Soil samples were collected along an elevation gradient on the main valley slope, and soil, sediments and water were sampled downstream from the Hg tailing area. Background samples were collected from a monitoring site located more than 10 km upstream (south) of the plant. In this study the levels of Hg in water, sediments and soil has been measured with a direct mercury analyser (DMA-80). A sequential extraction procedure was conducted in order to measure the main pools of Hg in the soil and thereby assess main mechanisms governing Hg mobility and transport. Water samples were collected in streams in the area. The water samples and extracts from the sequential extraction were analysed for concentration of Hg with a Millennium Merlin Hg analyser. In addition, the levels of heavy metals in the soil, sediment and water samples were measured with ICP-AES.
The level of Hg in soil and sediment in Khaidarkan is high, ranging from 0.4 to 8 795 μg g-1. The highest value, which is somewhat extreme, was found in sediments in a small stream draining the slag heaps. Up the valley slope, values from 0.4 to 53 μg g-1 were found, while downstream from the tailing pond the level of Hg ranged from 3.5 to 217 μg g-1. The concentration of Hg in the tailing pond sediments was 353 μg g-1. This concentration of Hg is quite high and exemplifies the poor efficiency of the waste management at the facility. The levels of other associated heavy metals are generally high, especially for antimony, cadmium and arsenic. Enhanced levels were found also for lead and zinc. It is hypothesised that the contamination of these heavy metals in the area is a result of the anthropogenic activity of the KMP. Interpretation of statistical analysis of the data(correlation matrixes, cluster analysis and Principal Component Analysis (PCA) supports this postulation.

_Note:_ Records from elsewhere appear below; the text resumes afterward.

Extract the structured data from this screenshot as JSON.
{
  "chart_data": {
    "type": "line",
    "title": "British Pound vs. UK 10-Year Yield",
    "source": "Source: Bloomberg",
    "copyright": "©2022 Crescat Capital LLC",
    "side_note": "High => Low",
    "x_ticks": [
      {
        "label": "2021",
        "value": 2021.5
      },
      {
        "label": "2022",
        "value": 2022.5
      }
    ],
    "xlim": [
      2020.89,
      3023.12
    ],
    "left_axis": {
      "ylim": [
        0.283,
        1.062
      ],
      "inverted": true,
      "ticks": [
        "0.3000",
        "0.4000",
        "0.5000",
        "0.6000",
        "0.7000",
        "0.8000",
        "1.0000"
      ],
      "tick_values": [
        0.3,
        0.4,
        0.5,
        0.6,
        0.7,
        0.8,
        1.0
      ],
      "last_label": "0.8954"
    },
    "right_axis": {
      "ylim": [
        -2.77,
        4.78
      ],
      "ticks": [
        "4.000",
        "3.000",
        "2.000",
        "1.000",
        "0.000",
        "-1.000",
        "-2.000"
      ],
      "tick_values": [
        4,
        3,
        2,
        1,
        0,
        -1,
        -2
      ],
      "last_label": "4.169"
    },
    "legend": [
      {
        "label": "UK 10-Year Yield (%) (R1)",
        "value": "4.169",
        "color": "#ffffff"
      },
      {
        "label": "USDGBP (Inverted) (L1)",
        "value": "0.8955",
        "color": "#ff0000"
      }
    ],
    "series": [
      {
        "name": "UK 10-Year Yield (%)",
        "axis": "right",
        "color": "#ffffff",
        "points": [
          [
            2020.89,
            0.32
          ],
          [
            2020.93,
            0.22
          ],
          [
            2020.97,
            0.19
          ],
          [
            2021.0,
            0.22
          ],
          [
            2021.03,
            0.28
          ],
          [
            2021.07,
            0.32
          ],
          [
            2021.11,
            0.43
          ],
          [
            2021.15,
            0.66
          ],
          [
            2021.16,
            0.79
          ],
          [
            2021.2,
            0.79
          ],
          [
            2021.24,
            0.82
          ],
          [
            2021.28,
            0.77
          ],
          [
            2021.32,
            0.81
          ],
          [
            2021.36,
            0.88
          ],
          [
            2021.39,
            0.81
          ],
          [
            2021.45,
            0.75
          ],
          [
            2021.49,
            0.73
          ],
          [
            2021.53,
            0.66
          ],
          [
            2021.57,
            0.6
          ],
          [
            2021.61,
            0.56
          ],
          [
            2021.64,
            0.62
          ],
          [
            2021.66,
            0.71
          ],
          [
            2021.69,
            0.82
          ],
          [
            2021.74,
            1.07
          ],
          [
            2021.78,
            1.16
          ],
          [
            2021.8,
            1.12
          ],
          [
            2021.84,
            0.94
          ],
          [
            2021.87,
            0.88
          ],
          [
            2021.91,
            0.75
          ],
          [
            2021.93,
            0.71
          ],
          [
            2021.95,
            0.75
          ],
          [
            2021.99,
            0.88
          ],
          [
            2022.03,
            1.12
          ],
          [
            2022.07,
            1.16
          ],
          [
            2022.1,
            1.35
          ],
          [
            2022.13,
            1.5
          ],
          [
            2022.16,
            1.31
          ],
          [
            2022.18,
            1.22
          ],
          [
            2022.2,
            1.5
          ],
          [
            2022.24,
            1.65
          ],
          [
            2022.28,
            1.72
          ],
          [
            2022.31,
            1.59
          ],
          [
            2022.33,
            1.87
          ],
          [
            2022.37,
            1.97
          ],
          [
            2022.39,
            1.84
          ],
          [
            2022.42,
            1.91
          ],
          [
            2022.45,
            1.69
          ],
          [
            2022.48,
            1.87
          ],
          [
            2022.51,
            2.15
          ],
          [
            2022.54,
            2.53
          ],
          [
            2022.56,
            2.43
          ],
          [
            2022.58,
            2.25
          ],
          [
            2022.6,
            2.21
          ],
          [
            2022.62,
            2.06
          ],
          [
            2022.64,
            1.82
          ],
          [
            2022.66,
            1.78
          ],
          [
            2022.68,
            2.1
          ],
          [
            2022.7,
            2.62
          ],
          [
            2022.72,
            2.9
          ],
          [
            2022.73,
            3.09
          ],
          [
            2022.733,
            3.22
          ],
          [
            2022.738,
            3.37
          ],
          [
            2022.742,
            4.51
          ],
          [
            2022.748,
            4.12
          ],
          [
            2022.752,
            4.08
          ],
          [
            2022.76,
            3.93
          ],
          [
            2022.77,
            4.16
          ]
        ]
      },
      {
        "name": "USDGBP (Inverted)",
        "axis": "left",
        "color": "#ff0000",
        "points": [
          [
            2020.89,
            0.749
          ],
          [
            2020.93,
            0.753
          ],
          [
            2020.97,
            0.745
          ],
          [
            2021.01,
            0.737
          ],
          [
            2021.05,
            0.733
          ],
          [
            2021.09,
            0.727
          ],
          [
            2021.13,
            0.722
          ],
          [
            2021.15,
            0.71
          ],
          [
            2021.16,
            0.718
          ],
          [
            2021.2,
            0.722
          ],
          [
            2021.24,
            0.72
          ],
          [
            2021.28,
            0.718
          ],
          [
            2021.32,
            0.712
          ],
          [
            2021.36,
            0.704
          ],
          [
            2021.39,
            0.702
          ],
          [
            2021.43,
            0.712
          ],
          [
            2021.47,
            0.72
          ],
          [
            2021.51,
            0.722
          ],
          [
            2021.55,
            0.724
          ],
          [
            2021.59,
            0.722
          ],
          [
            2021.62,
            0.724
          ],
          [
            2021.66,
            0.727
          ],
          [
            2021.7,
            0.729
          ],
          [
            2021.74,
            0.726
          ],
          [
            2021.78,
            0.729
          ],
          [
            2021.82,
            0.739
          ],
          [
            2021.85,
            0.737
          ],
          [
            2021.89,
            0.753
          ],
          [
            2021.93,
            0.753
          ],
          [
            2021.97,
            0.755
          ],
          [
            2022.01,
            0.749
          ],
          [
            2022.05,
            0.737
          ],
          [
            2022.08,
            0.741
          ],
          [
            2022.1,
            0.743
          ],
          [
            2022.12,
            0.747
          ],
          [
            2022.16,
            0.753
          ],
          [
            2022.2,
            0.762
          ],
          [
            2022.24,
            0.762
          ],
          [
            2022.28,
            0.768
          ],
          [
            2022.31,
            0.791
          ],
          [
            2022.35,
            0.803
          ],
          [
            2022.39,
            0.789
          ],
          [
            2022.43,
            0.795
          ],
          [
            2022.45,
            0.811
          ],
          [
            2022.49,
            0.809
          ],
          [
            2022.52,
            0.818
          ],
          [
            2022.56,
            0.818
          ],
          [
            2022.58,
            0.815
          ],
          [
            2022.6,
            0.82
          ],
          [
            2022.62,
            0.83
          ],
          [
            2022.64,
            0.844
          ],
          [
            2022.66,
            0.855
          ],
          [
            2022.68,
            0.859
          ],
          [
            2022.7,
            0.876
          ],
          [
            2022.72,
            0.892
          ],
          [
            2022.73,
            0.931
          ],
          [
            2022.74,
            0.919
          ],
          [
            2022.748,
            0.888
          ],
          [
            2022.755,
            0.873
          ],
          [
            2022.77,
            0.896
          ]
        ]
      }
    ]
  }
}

The sequential extraction procedure revealed that Hg is mainly present as residual Hg (as HgS or bound in silicates) in the soil and sediments. The soil samples up-valley from the slag heaps containin addition a significant amount of strongly bound Hg (i.e. acid soluble). As the levels of Hg decrease as a function of distance from the source up-valley from the burners and slag heaps it is apparent that atmospheric emission and transport of Hg is significant. Even though a few of the downstream sediment samples contain some elemental Hg, it appears as Hg is mainly mobilised and transported from the slag heaps and tailing pond as residual Hg, in the form of colloids or particles. High level of Hg in a flooding area indicates that Hg is mobilised and transported in periodic peak flow events. The high level of dissolved Hg that was found in the drainage waters indicate that solved Hg species are also mobilised from the waste areas to the surrounding environment.